Foto 2: divulgação FIFA fonte: poder360, 2024.

Dos guetos à melhor jogadora do mundo e sediar uma copa do mundo de Futebol Feminina se passaram mais de um século. As mulheres valentes que abriram este caminho merecem muito respeito, carinho e nossa admiração, o fato é que até mesmo nas Olimpíadas somente em 1996 temos esta modalidade sendo disputada. Que agora este longo caminho percorrido pelas mulheres seja uma concepção de vitória plena para as futuras gerações.


Referências 

DEVIDE, Fabiano Pries. Gênero e Mulheres no Esporte: História das Mulheres nos Jogos Olímpicos Modernos. Rio Grande do Sul: Unijuí, 2005.

MOURÃO, Ludmila; MOREL, Marcia. As Narrativas sobre o Futebol Feminino: o discurso da mídia impressa. Rev. Bras. Ciênc. Esporte, Campinas, v. 26, n.2, p. 73-86, 2005.

DARIDO, Suraya Cristina. Futebol Feminino no Brasil: do seu Início à prática pedagógica.  Motriz, São Paulo, v.8, n.2, p. 43-49, 2002.

GOELLNER, Silvana Vilodre. Mulheres e futebol no Brasil: entre sombras e visibilidade. Revista Brasileira de Educação Física e Esporte, São Paulo, v.19, n.2, p.143-51, 2005.

JÚNIOR, Osmar Moreira de Souza; DARIDO, Suraya Cristina. A prática do futebol feminino no ensino fundamental. Motriz, São Paulo, v.8, n.1, p.1-8, 2002.

FRANZINI, Fábio. Futebol é “coisa de macho”? Pequeno esboço para uma história das mulheres no país do futebol. Rev. Bras. de História, São Paulo, v.25, n. 50, 2005.

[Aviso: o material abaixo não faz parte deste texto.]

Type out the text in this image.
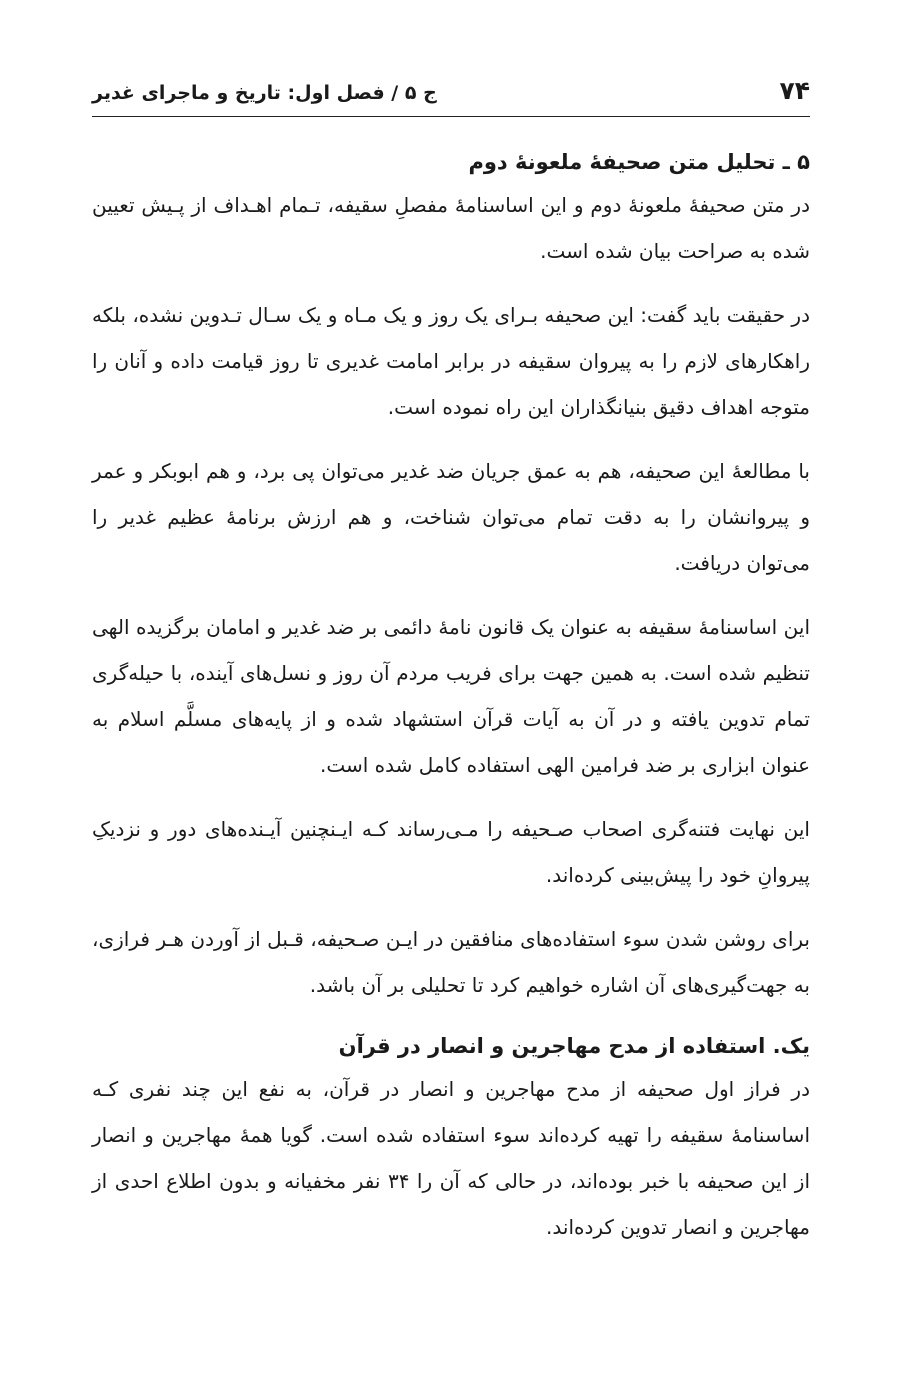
۷۴
ج ۵ / فصل اول: تاریخ و ماجرای غدیر
۵ ـ تحلیل متن صحیفۀ ملعونۀ دوم

در متن صحیفۀ ملعونۀ دوم و این اساسنامۀ مفصلِ سقیفه، تـمام اهـداف از پـیش تعیین شده به صراحت بیان شده است.

در حقیقت باید گفت: این صحیفه بـرای یک روز و یک مـاه و یک سـال تـدوین نشده، بلکه راهکارهای لازم را به پیروان سقیفه در برابر امامت غدیری تا روز قیامت داده و آنان را متوجه اهداف دقیق بنیانگذاران این راه نموده است.

با مطالعۀ این صحیفه، هم به عمق جریان ضد غدیر می‌توان پی برد، و هم ابوبکر و عمر و پیروانشان را به دقت تمام می‌توان شناخت، و هم ارزش برنامۀ عظیم غدیر را می‌توان دریافت.

این اساسنامۀ سقیفه به عنوان یک قانون نامۀ دائمی بر ضد غدیر و امامان برگزیده الهی تنظیم شده است. به همین جهت برای فریب مردم آن روز و نسل‌های آینده، با حیله‌گری تمام تدوین یافته و در آن به آیات قرآن استشهاد شده و از پایه‌های مسلَّم اسلام به عنوان ابزاری بر ضد فرامین الهی استفاده کامل شده است.

این نهایت فتنه‌گری اصحاب صـحیفه را مـی‌رساند کـه ایـنچنین آیـنده‌های دور و نزدیکِ پیروانِ خود را پیش‌بینی کرده‌اند.

برای روشن شدن سوء استفاده‌های منافقین در ایـن صـحیفه، قـبل از آوردن هـر فرازی، به جهت‌گیری‌های آن اشاره خواهیم کرد تا تحلیلی بر آن باشد.

یک. استفاده از مدح مهاجرین و انصار در قرآن

در فراز اول صحیفه از مدح مهاجرین و انصار در قرآن، به نفع این چند نفری کـه اساسنامۀ سقیفه را تهیه کرده‌اند سوء استفاده شده است. گویا همۀ مهاجرین و انصار از این صحیفه با خبر بوده‌اند، در حالی که آن را ۳۴ نفر مخفیانه و بدون اطلاع احدی از مهاجرین و انصار تدوین کرده‌اند.
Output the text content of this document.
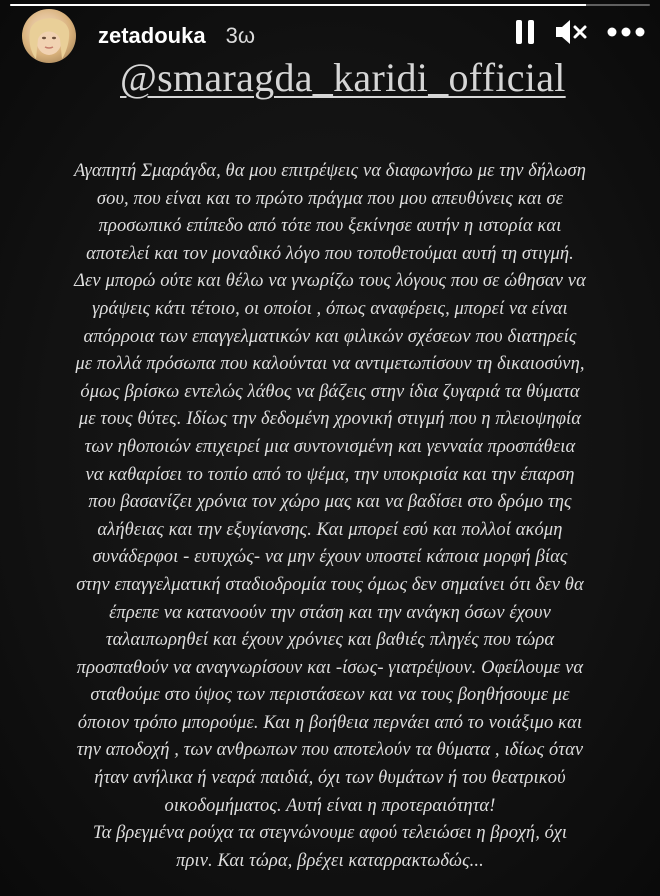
zetadouka 3ω
@smaragda_karidi_official
Αγαπητή Σμαράγδα, θα μου επιτρέψεις να διαφωνήσω με την δήλωση
σου, που είναι και το πρώτο πράγμα που μου απευθύνεις και σε
προσωπικό επίπεδο από τότε που ξεκίνησε αυτήν η ιστορία και
αποτελεί και τον μοναδικό λόγο που τοποθετούμαι αυτή τη στιγμή.
Δεν μπορώ ούτε και θέλω να γνωρίζω τους λόγους που σε ώθησαν να
γράψεις κάτι τέτοιο, οι οποίοι , όπως αναφέρεις, μπορεί να είναι
απόρροια των επαγγελματικών και φιλικών σχέσεων που διατηρείς
με πολλά πρόσωπα που καλούνται να αντιμετωπίσουν τη δικαιοσύνη,
όμως βρίσκω εντελώς λάθος να βάζεις στην ίδια ζυγαριά τα θύματα
με τους θύτες. Ιδίως την δεδομένη χρονική στιγμή που η πλειοψηφία
των ηθοποιών επιχειρεί μια συντονισμένη και γενναία προσπάθεια
να καθαρίσει το τοπίο από το ψέμα, την υποκρισία και την έπαρση
που βασανίζει χρόνια τον χώρο μας και να βαδίσει στο δρόμο της
αλήθειας και την εξυγίανσης. Και μπορεί εσύ και πολλοί ακόμη
συνάδερφοι - ευτυχώς- να μην έχουν υποστεί κάποια μορφή βίας
στην επαγγελματική σταδιοδρομία τους όμως δεν σημαίνει ότι δεν θα
έπρεπε να κατανοούν την στάση και την ανάγκη όσων έχουν
ταλαιπωρηθεί και έχουν χρόνιες και βαθιές πληγές που τώρα
προσπαθούν να αναγνωρίσουν και -ίσως- γιατρέψουν. Οφείλουμε να
σταθούμε στο ύψος των περιστάσεων και να τους βοηθήσουμε με
όποιον τρόπο μπορούμε. Και η βοήθεια περνάει από το νοιάξιμο και
την αποδοχή , των ανθρωπων που αποτελούν τα θύματα , ιδίως όταν
ήταν ανήλικα ή νεαρά παιδιά, όχι των θυμάτων ή του θεατρικού
οικοδομήματος. Αυτή είναι η προτεραιότητα!
Τα βρεγμένα ρούχα τα στεγνώνουμε αφού τελειώσει η βροχή, όχι
πριν. Και τώρα, βρέχει καταρρακτωδώς...
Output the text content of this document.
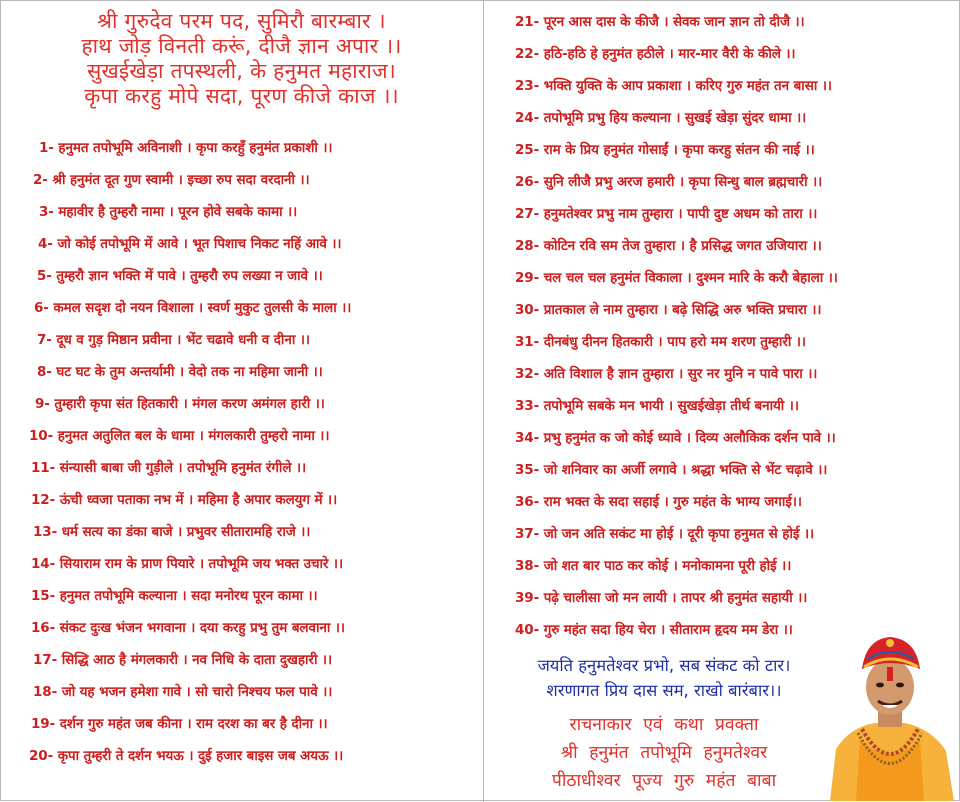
श्री गुरुदेव परम पद, सुमिरौ बारम्बार ।
हाथ जोड़ विनती करूं, दीजै ज्ञान अपार ।।
सुखईखेड़ा तपस्थली, के हनुमत महाराज।
कृपा करहु मोपे सदा, पूरण कीजे काज ।।
1- हनुमत तपोभूमि अविनाशी । कृपा करहुँ हनुमंत प्रकाशी ।।
2- श्री हनुमंत दूत गुण स्वामी । इच्छा रुप सदा वरदानी ।।
3- महावीर है तुम्हरौ नामा । पूरन होवे सबके कामा ।।
4- जो कोई तपोभूमि में आवे । भूत पिशाच निकट नहिं आवे ।।
5- तुम्हरौ ज्ञान भक्ति में पावे । तुम्हरौ रुप लख्या न जावे ।।
6- कमल सदृश दो नयन विशाला । स्वर्ण मुकुट तुलसी के माला ।।
7- दूध व गुड़ मिष्ठान प्रवीना । भेंट चढावे धनी व दीना ।।
8- घट घट के तुम अन्तर्यामी । वेदो तक ना महिमा जानी ।।
9- तुम्हारी कृपा संत हितकारी । मंगल करण अमंगल हारी ।।
10- हनुमत अतुलित बल के धामा । मंगलकारी तुम्हरो नामा ।।
11- संन्यासी बाबा जी गुड़ीले । तपोभूमि हनुमंत रंगीले ।।
12- ऊंची ध्वजा पताका नभ में । महिमा है अपार कलयुग में ।।
13- धर्म सत्य का डंका बाजे । प्रभुवर सीतारामहि राजे ।।
14- सियाराम राम के प्राण पियारे । तपोभूमि जय भक्त उचारे ।।
15- हनुमत तपोभूमि कल्याना । सदा मनोरथ पूरन कामा ।।
16- संकट दुःख भंजन भगवाना । दया करहु प्रभु तुम बलवाना ।।
17- सिद्धि आठ है मंगलकारी । नव निधि के दाता दुखहारी ।।
18- जो यह भजन हमेशा गावे । सो चारो निश्चय फल पावे ।।
19- दर्शन गुरु महंत जब कीना । राम दरश का बर है दीना ।।
20- कृपा तुम्हरी ते दर्शन भयऊ । दुई हजार बाइस जब अयऊ ।।
21- पूरन आस दास के कीजै । सेवक जान ज्ञान तो दीजै ।।
22- हठि-हठि हे हनुमंत हठीले । मार-मार वैरी के कीले ।।
23- भक्ति युक्ति के आप प्रकाशा । करिए गुरु महंत तन बासा ।।
24- तपोभूमि प्रभु हिय कल्याना । सुखई खेड़ा सुंदर धामा ।।
25- राम के प्रिय हनुमंत गोसाईं । कृपा करहु संतन की नाई ।।
26- सुनि लीजै प्रभु अरज हमारी । कृपा सिन्धु बाल ब्रह्मचारी ।।
27- हनुमतेश्वर प्रभु नाम तुम्हारा । पापी दुष्ट अधम को तारा ।।
28- कोटिन रवि सम तेज तुम्हारा । है प्रसिद्ध जगत उजियारा ।।
29- चल चल चल हनुमंत विकाला । दुश्मन मारि के करौ बेहाला ।।
30- प्रातकाल ले नाम तुम्हारा । बढ़े सिद्धि अरु भक्ति प्रचारा ।।
31- दीनबंधु दीनन हितकारी । पाप हरो मम शरण तुम्हारी ।।
32- अति विशाल है ज्ञान तुम्हारा । सुर नर मुनि न पावे पारा ।।
33- तपोभूमि सबके मन भायी । सुखईखेड़ा तीर्थ बनायी ।।
34- प्रभु हनुमंत क जो कोई ध्यावे । दिव्य अलौकिक दर्शन पावे ।।
35- जो शनिवार का अर्जी लगावे । श्रद्धा भक्ति से भेंट चढ़ावे ।।
36- राम भक्त के सदा सहाई । गुरु महंत के भाग्य जगाई।।
37- जो जन अति सकंट मा होई । दूरी कृपा हनुमत से होई ।।
38- जो शत बार पाठ कर कोई । मनोकामना पूरी होई ।।
39- पढ़े चालीसा जो मन लायी । तापर श्री हनुमंत सहायी ।।
40- गुरु महंत सदा हिय चेरा । सीताराम हृदय मम डेरा ।।
जयति हनुमतेश्वर प्रभो, सब संकट को टार।
शरणागत प्रिय दास सम, राखो बारंबार।।
राचनाकार एवं कथा प्रवक्ता
श्री हनुमंत तपोभूमि हनुमतेश्वर
पीठाधीश्वर पूज्य गुरु महंत बाबा
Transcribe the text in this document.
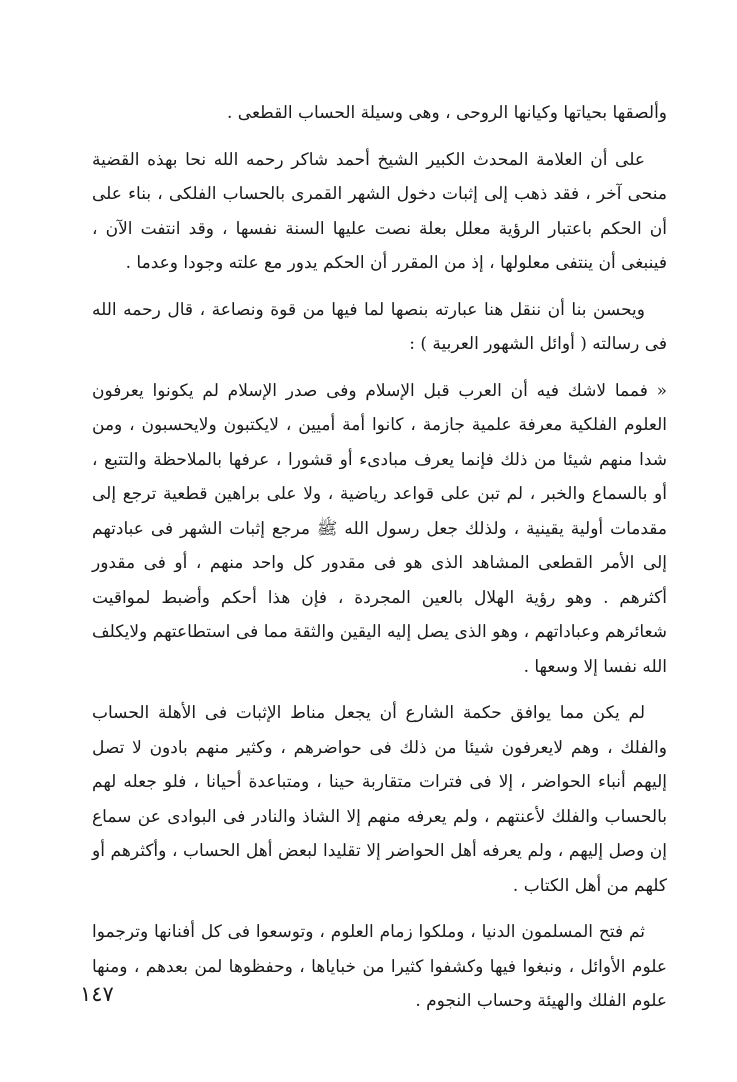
وألصقها بحياتها وكيانها الروحى ، وهى وسيلة الحساب القطعى .

على أن العلامة المحدث الكبير الشيخ أحمد شاكر رحمه الله نحا بهذه القضية منحى آخر ، فقد ذهب إلى إثبات دخول الشهر القمرى بالحساب الفلكى ، بناء على أن الحكم باعتبار الرؤية معلل بعلة نصت عليها السنة نفسها ، وقد انتفت الآن ، فينبغى أن ينتفى معلولها ، إذ من المقرر أن الحكم يدور مع علته وجودا وعدما .

ويحسن بنا أن ننقل هنا عبارته بنصها لما فيها من قوة ونصاعة ، قال رحمه الله فى رسالته ( أوائل الشهور العربية ) :

« فمما لاشك فيه أن العرب قبل الإسلام وفى صدر الإسلام لم يكونوا يعرفون العلوم الفلكية معرفة علمية جازمة ، كانوا أمة أميين ، لايكتبون ولايحسبون ، ومن شدا منهم شيئا من ذلك فإنما يعرف مبادىء أو قشورا ، عرفها بالملاحظة والتتبع ، أو بالسماع والخبر ، لم تبن على قواعد رياضية ، ولا على براهين قطعية ترجع إلى مقدمات أولية يقينية ، ولذلك جعل رسول الله ﷺ مرجع إثبات الشهر فى عبادتهم إلى الأمر القطعى المشاهد الذى هو فى مقدور كل واحد منهم ، أو فى مقدور أكثرهم . وهو رؤية الهلال بالعين المجردة ، فإن هذا أحكم وأضبط لمواقيت شعائرهم وعباداتهم ، وهو الذى يصل إليه اليقين والثقة مما فى استطاعتهم ولايكلف الله نفسا إلا وسعها .

لم يكن مما يوافق حكمة الشارع أن يجعل مناط الإثبات فى الأهلة الحساب والفلك ، وهم لايعرفون شيئا من ذلك فى حواضرهم ، وكثير منهم بادون لا تصل إليهم أنباء الحواضر ، إلا فى فترات متقاربة حينا ، ومتباعدة أحيانا ، فلو جعله لهم بالحساب والفلك لأعنتهم ، ولم يعرفه منهم إلا الشاذ والنادر فى البوادى عن سماع إن وصل إليهم ، ولم يعرفه أهل الحواضر إلا تقليدا لبعض أهل الحساب ، وأكثرهم أو كلهم من أهل الكتاب .

ثم فتح المسلمون الدنيا ، وملكوا زمام العلوم ، وتوسعوا فى كل أفنانها وترجموا علوم الأوائل ، ونبغوا فيها وكشفوا كثيرا من خباياها ، وحفظوها لمن بعدهم ، ومنها علوم الفلك والهيئة وحساب النجوم .

١٤٧
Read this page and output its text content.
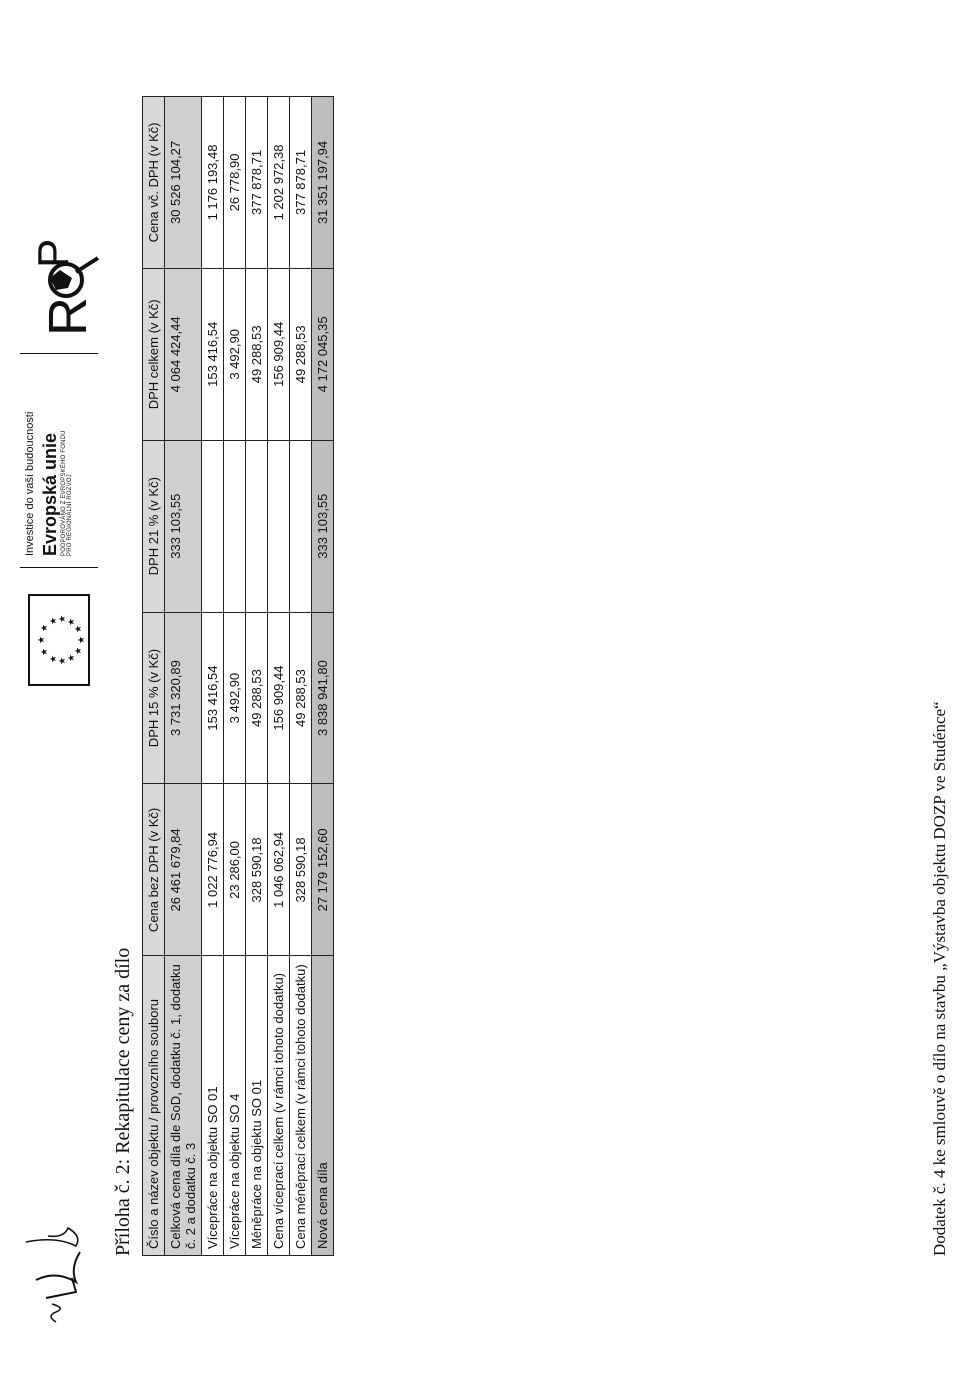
★
★
★ ★ ★
★
★
★
★
★
★
★
Investice do vaší budoucnosti Evropská unie PODPOROVÁNO Z EVROPSKÉHO FONDU PRO REGIONÁLNÍ ROZVOJ
R
P
Příloha č. 2: Rekapitulace ceny za dílo Číslo a název objektu / provozního souboru	Cena bez DPH (v Kč)	DPH 15 % (v Kč)	DPH 21 % (v Kč)	DPH celkem (v Kč)	Cena vč. DPH (v Kč)
Celková cena díla dle SoD, dodatku č. 1, dodatku č. 2 a dodatku č. 3	26 461 679,84	3 731 320,89	333 103,55	4 064 424,44	30 526 104,27
Vícepráce na objektu SO 01	1 022 776,94	153 416,54		153 416,54	1 176 193,48
Vícepráce na objektu SO 4	23 286,00	3 492,90		3 492,90	26 778,90
Méněpráce na objektu SO 01	328 590,18	49 288,53		49 288,53	377 878,71
Cena víceprací celkem (v rámci tohoto dodatku)	1 046 062,94	156 909,44		156 909,44	1 202 972,38
Cena méněprací celkem (v rámci tohoto dodatku)	328 590,18	49 288,53		49 288,53	377 878,71
Nová cena díla	27 179 152,60	3 838 941,80	333 103,55	4 172 045,35	31 351 197,94
Dodatek č. 4 ke smlouvě o dílo na stavbu „Výstavba objektu DOZP ve Studénce“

WIKIPÉDIA. [2024]. Disponível em: <http://pt.wikipedia.org/wiki/campeonato_cacioca_de_futebol_feminino>. Acesso em: 12 ago. 2024.

Poder 360. (2024). Disponível em: https://www.poder360.com.br/poder-sportsmkt/brasil-e-escolhido-para-sediar-a-copa-do-mundo-feminina-de-2027/>. Acesso em 12 jul. 2024.

MOREL, Marcia; SALLES, José Geraldo do C. Futebol feminino. In: DA COSTA, Lamartine (org.) Atlas do Esporte no Brasil. Rio de Janeiro: CONFEF, 2006. 

SUGIMOTO, Luiz. Universidade Estadual de Campinas / Assessoria de Imprensa. Eva Futebol Clube, Campinas: 2003.